Ao lado do presidente italiano, Sergio Mattarella, que está em Moscou, Putin alertou nesta terça-feira contra futuras “provocações” usando armas químicas que, segundo ele, estariam sendo preparadas na Síria com o objetivo de envolver o governo de Bashar al-Assad.
— Temos informações de várias fontes que tais provocações, não posso chamá-las de outra maneira, estão sendo preparadas em outras regiões da Síria, incluindo a periferia de Damasco, onde novamente planejam lançar algum tipo de substância para acusar as autoridades oficiais sírias de usar armas químicas — afirmou Putin durante uma entrevista coletiva.

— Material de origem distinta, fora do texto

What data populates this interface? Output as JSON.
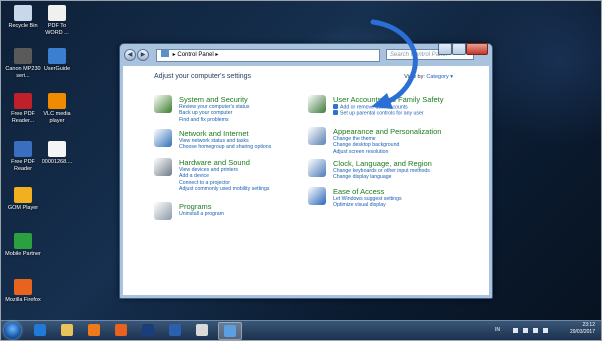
{
  "desktop": {
    "icons": [
      {
        "label": "Recycle Bin",
        "icon": "recycle-bin-icon",
        "color": "#c8d8ea"
      },
      {
        "label": "PDF To WORD ...",
        "icon": "pdf-document-icon",
        "color": "#f0f0f0"
      },
      {
        "label": "Canon MP230 seri...",
        "icon": "printer-icon",
        "color": "#5a5a5a"
      },
      {
        "label": "UserGuide",
        "icon": "guide-icon",
        "color": "#3a7fd0"
      },
      {
        "label": "Free PDF Reader...",
        "icon": "pdf-reader-icon",
        "color": "#c0202a"
      },
      {
        "label": "VLC media player",
        "icon": "vlc-icon",
        "color": "#f08a00"
      },
      {
        "label": "Free PDF Reader",
        "icon": "pdf-reader-icon",
        "color": "#3a6fc0"
      },
      {
        "label": "00001268....",
        "icon": "file-icon",
        "color": "#f5f5f5"
      },
      {
        "label": "GOM Player",
        "icon": "gom-player-icon",
        "color": "#f0b020"
      },
      {
        "label": "Mobile Partner",
        "icon": "mobile-partner-icon",
        "color": "#2aa040"
      },
      {
        "label": "Mozilla Firefox",
        "icon": "firefox-icon",
        "color": "#e8641e"
      }
    ]
  },
  "window": {
    "address": "Control Panel",
    "search_placeholder": "Search Control Panel",
    "heading": "Adjust your computer's settings",
    "view_by_label": "View by:",
    "view_by_value": "Category ▾",
    "categories": [
      {
        "title": "System and Security",
        "icon": "shield-flag-icon",
        "color": "#3a7d2a",
        "links": [
          "Review your computer's status",
          "Back up your computer",
          "Find and fix problems"
        ]
      },
      {
        "title": "User Accounts and Family Safety",
        "icon": "users-icon",
        "color": "#3d7a3d",
        "links": [
          "Add or remove user accounts",
          "Set up parental controls for any user"
        ]
      },
      {
        "title": "Network and Internet",
        "icon": "globe-network-icon",
        "color": "#2f6fb7",
        "links": [
          "View network status and tasks",
          "Choose homegroup and sharing options"
        ]
      },
      {
        "title": "Appearance and Personalization",
        "icon": "display-icon",
        "color": "#5b7fb0",
        "links": [
          "Change the theme",
          "Change desktop background",
          "Adjust screen resolution"
        ]
      },
      {
        "title": "Hardware and Sound",
        "icon": "printer-speaker-icon",
        "color": "#707a88",
        "links": [
          "View devices and printers",
          "Add a device",
          "Connect to a projector",
          "Adjust commonly used mobility settings"
        ]
      },
      {
        "title": "Clock, Language, and Region",
        "icon": "clock-globe-icon",
        "color": "#4a7ab8",
        "links": [
          "Change keyboards or other input methods",
          "Change display language"
        ]
      },
      {
        "title": "Programs",
        "icon": "programs-icon",
        "color": "#8a9aa8",
        "links": [
          "Uninstall a program"
        ]
      },
      {
        "title": "Ease of Access",
        "icon": "ease-of-access-icon",
        "color": "#2a66b8",
        "links": [
          "Let Windows suggest settings",
          "Optimize visual display"
        ]
      }
    ]
  },
  "taskbar": {
    "items": [
      {
        "icon": "internet-explorer-icon",
        "color": "#1f7ad8"
      },
      {
        "icon": "file-explorer-icon",
        "color": "#e8c25a"
      },
      {
        "icon": "media-player-icon",
        "color": "#f07a1a"
      },
      {
        "icon": "firefox-icon",
        "color": "#e8641e"
      },
      {
        "icon": "photoshop-icon",
        "color": "#1b3d7a"
      },
      {
        "icon": "word-icon",
        "color": "#2b5faf"
      },
      {
        "icon": "paint-icon",
        "color": "#d9d9d9"
      },
      {
        "icon": "control-panel-icon",
        "color": "#5aa0e0"
      }
    ],
    "language": "IN",
    "time": "23:12",
    "date": "29/03/2017"
  },
  "annotation": {
    "arrow_color": "#2b6fd6"
  }
}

Sem oferecer provas sobre a alegação, Putin comparou o ataque dos EUA à Síria à guerra no Iraque.
A Rússia defendeu Assad, um aliado histórico, contra alegações dos EUA de que o regime sírio estava por trás do ataque químico na província de Idlib, na semana passada, que matou mais de 80 pessoas.
Putin disse que a Rússia pedirá urgentemente ao órgão de fiscalização de armas químicas — a Organização para a Proibição de Armas Químicas (Opaq), da ONU — que investigue o incidente.
O porta-voz do presidente antecipou que não há planos para que Putin se encontre com Tillerson na quarta-feira, mas a mídia russa citou fontes anônimas dizendo que a reunião será realizada.